A las seis de la tarde Romano había guardado el automóvil luego de lavarlo y encerarlo por dentro. También había llevado una impresora al servicio técnico, dejado unos papeles en secretaría y había pasado a comprar unos zapatos nuevos.

-Permiso, señor. ¿Necesita algo? La impresora la tienen para mañana y los papeles ya fueron entregados.

-No, Romano. Debo firmar unos documentos y ya me voy. ¿Te puedo pedir un café antes de que te vayas?

-Por supuesto. Una de café y tres de azúcar. ¿Cierto?

- Qué buena memoria que tiene usted. Pero agrégale un poco de agua fría. No la sirvas hasta el tope con agua hirviendo. Muchas gracias, Romano.

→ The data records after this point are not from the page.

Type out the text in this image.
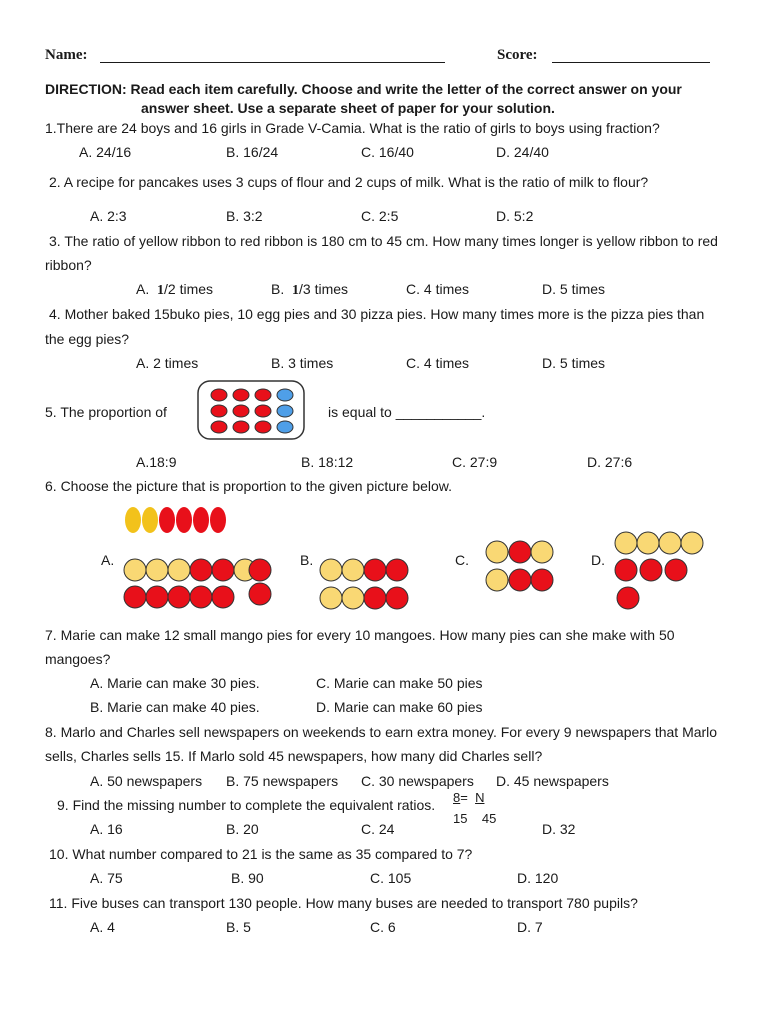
Name:	Score:
DIRECTION: Read each item carefully. Choose and write the letter of the correct answer on your
answer sheet. Use a separate sheet of paper for your solution.
1.There are 24 boys and 16 girls in Grade V-Camia. What is the ratio of girls to boys using fraction?
A. 24/16	B. 16/24	C. 16/40	D. 24/40
2. A recipe for pancakes uses 3 cups of flour and 2 cups of milk. What is the ratio of milk to flour?
A. 2:3	B. 3:2	C. 2:5	D. 5:2
3. The ratio of yellow ribbon to red ribbon is 180 cm to 45 cm. How many times longer is yellow ribbon to red
ribbon?
A. 1/2 times	B. 1/3 times	C. 4 times	D. 5 times
4. Mother baked 15buko pies, 10 egg pies and 30 pizza pies. How many times more is the pizza pies than
the egg pies?
A. 2 times	B. 3 times	C. 4 times	D. 5 times
5. The proportion of	is equal to ___________.
A.18:9	B. 18:12	C. 27:9	D. 27:6
6. Choose the picture that is proportion to the given picture below.
A.	B.	C.	D.
7. Marie can make 12 small mango pies for every 10 mangoes. How many pies can she make with 50
mangoes?
A. Marie can make 30 pies.	C. Marie can make 50 pies
B. Marie can make 40 pies.	D. Marie can make 60 pies
8. Marlo and Charles sell newspapers on weekends to earn extra money. For every 9 newspapers that Marlo
sells, Charles sells 15. If Marlo sold 45 newspapers, how many did Charles sell?
A. 50 newspapers B. 75 newspapers C. 30 newspapers D. 45 newspapers
9. Find the missing number to complete the equivalent ratios. 8= N
15    45
A. 16	B. 20	C. 24	D. 32
10. What number compared to 21 is the same as 35 compared to 7?
A. 75	B. 90	C. 105	D. 120
11. Five buses can transport 130 people. How many buses are needed to transport 780 pupils?
A. 4	B. 5	C. 6	D. 7
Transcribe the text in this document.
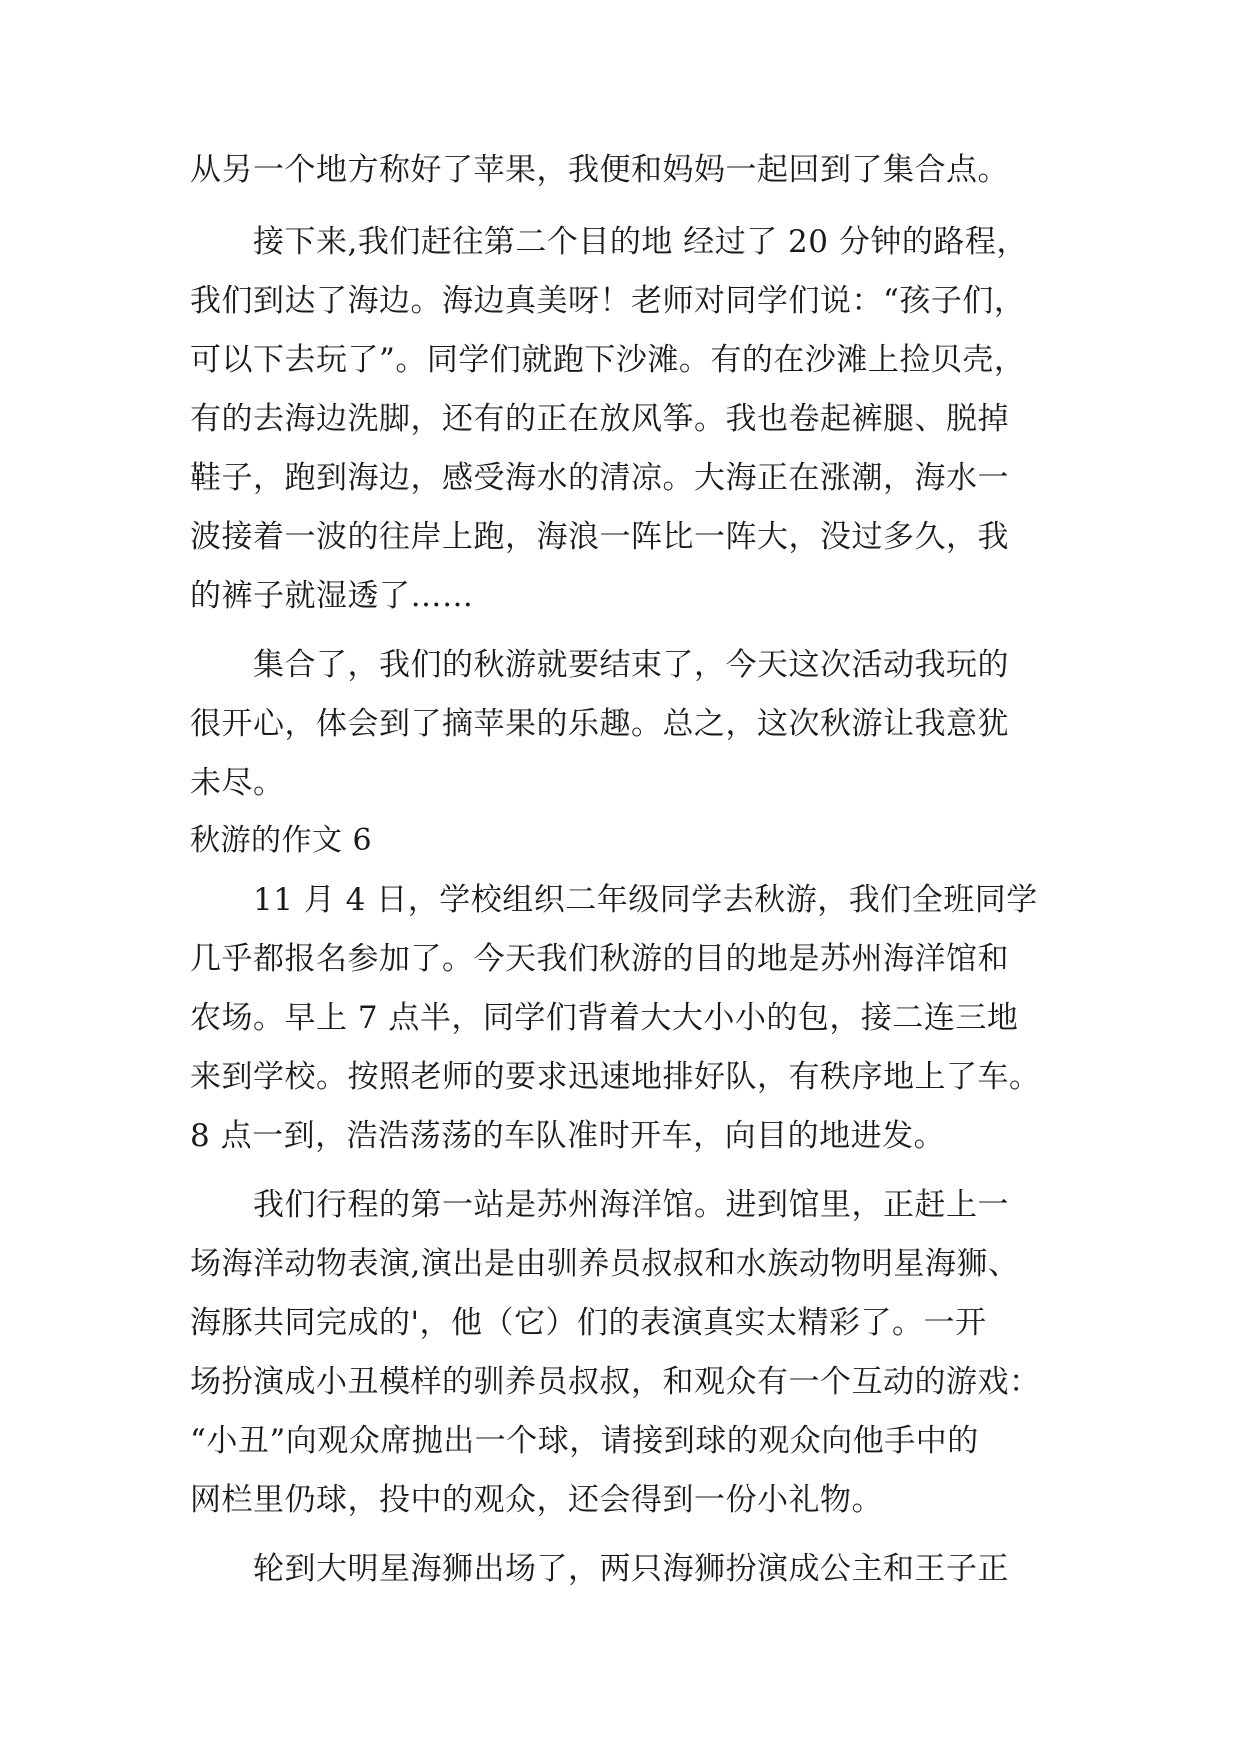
从另一个地方称好了苹果，我便和妈妈一起回到了集合点。
　　接下来,我们赶往第二个目的地 经过了 20 分钟的路程，
我们到达了海边。海边真美呀！老师对同学们说：“孩子们，
可以下去玩了”。同学们就跑下沙滩。有的在沙滩上捡贝壳，
有的去海边洗脚，还有的正在放风筝。我也卷起裤腿、脱掉
鞋子，跑到海边，感受海水的清凉。大海正在涨潮，海水一
波接着一波的往岸上跑，海浪一阵比一阵大，没过多久，我
的裤子就湿透了……
　　集合了，我们的秋游就要结束了，今天这次活动我玩的
很开心，体会到了摘苹果的乐趣。总之，这次秋游让我意犹
未尽。
秋游的作文 6
　　11 月 4 日，学校组织二年级同学去秋游，我们全班同学
几乎都报名参加了。今天我们秋游的目的地是苏州海洋馆和
农场。早上 7 点半，同学们背着大大小小的包，接二连三地
来到学校。按照老师的要求迅速地排好队，有秩序地上了车。
8 点一到，浩浩荡荡的车队准时开车，向目的地进发。
　　我们行程的第一站是苏州海洋馆。进到馆里，正赶上一
场海洋动物表演,演出是由驯养员叔叔和水族动物明星海狮、
海豚共同完成的'，他（它）们的表演真实太精彩了。一开
场扮演成小丑模样的驯养员叔叔，和观众有一个互动的游戏：
“小丑”向观众席抛出一个球，请接到球的观众向他手中的
网栏里仍球，投中的观众，还会得到一份小礼物。
　　轮到大明星海狮出场了，两只海狮扮演成公主和王子正
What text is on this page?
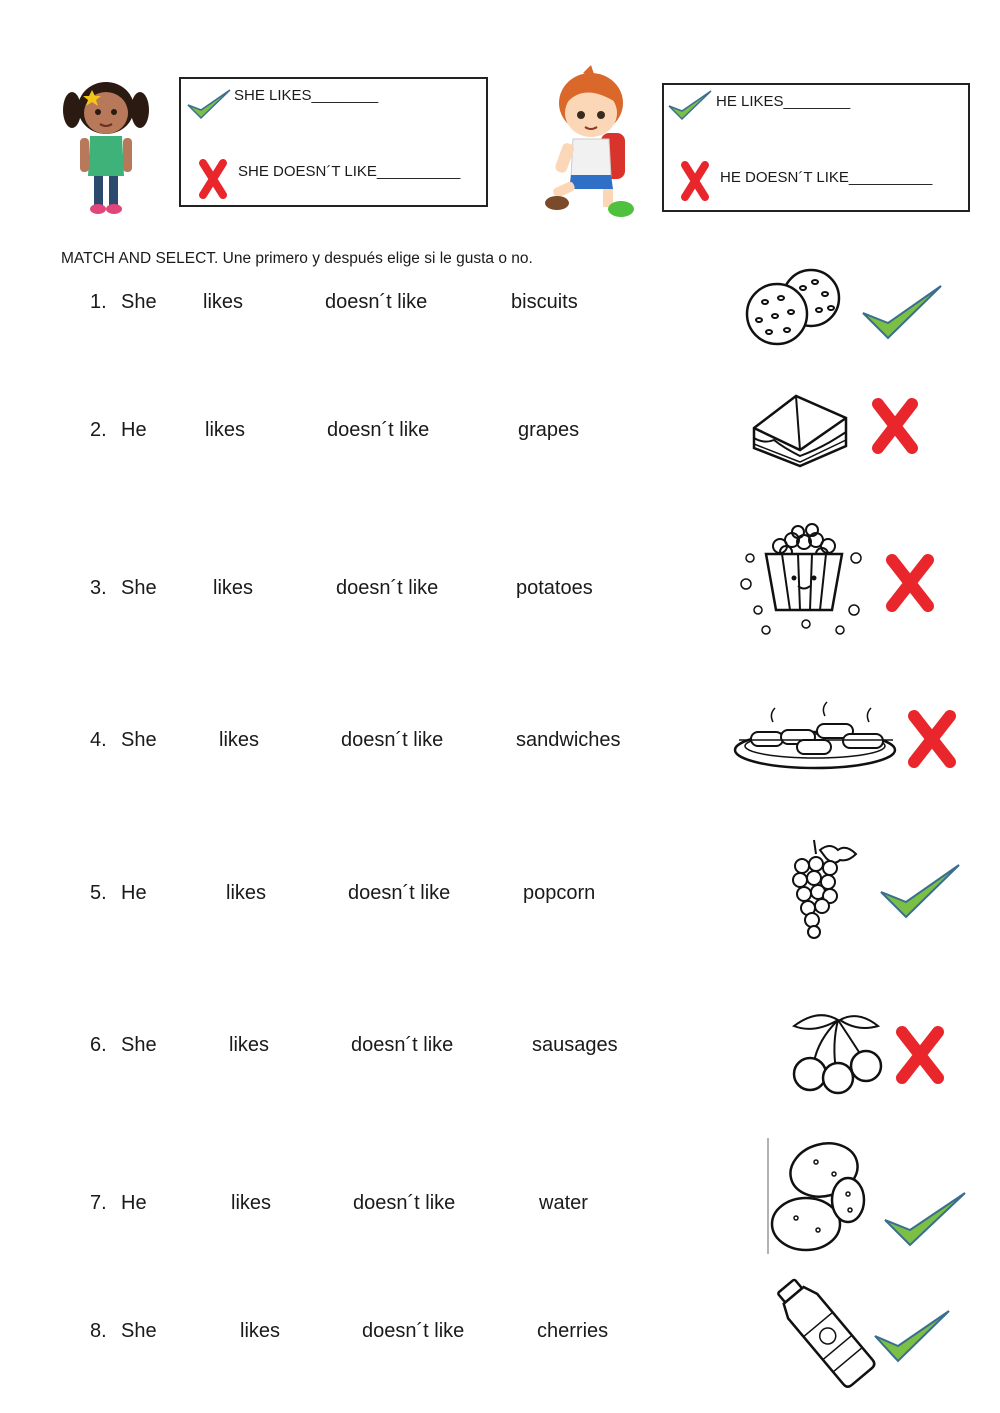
SHE LIKES________
SHE DOESN´T LIKE__________
HE LIKES________
HE DOESN´T LIKE__________
MATCH AND SELECT. Une primero y después elige si le gusta o no.
1. She likes	doesn´t like	biscuits
2. He	likes	doesn´t like	grapes
3. She	likes	doesn´t like	potatoes
4. She	likes	doesn´t like	sandwiches
5. He	likes	doesn´t like	popcorn
6. She	likes	doesn´t like	sausages
7. He	likes	doesn´t like	water
8. She	likes	doesn´t like	cherries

-Una de café, tres de azúcar y un poco de agua fría. Cómo no, señor.

A las siete y media Romano ponía las llaves en la puerta de su casa. Prendió el último cigarrillo de su cajetilla y dejó una nueva sobre la mesa, junto a los fósforos que guardaba en el bolsillo derecho de su chaqueta. Encendió la luz del living y tomó una bolsa que reposaba arrimada a los cigarrillos. Se sentó sobre el brazo del sillón y sacó un disco compacto que compró mientras esperaba al decano fuera de la Facultad de Kinesiología.

Se sacó la corbata, colgó la chaqueta y los pantalones y planchó la camisa que llevaba puesta. Dejó los zapatos nuevos frente al velador de su cama y se sentó en el living, con la luz apagada, a fumar el último cigarro del día.

Encendió la radio y el noticiario inundaba el espacio iluminado por un farol amarillo que se asomaba entre las cortinas. Apretó el botón “CD” y se recostó sobre los cojines. Mientras miraba sus zapatos viejos como quién mira algo que no pertenece al lugar donde reposa, los acordes de piano comenzaban su fuga clásica. A la mañana siguiente, Romano estaba frente al espejo empañado del baño, repitiéndose una y otra vez: una de café, tres de azúcar y un poco de agua fría. Había decidido dejarse crecer las patillas.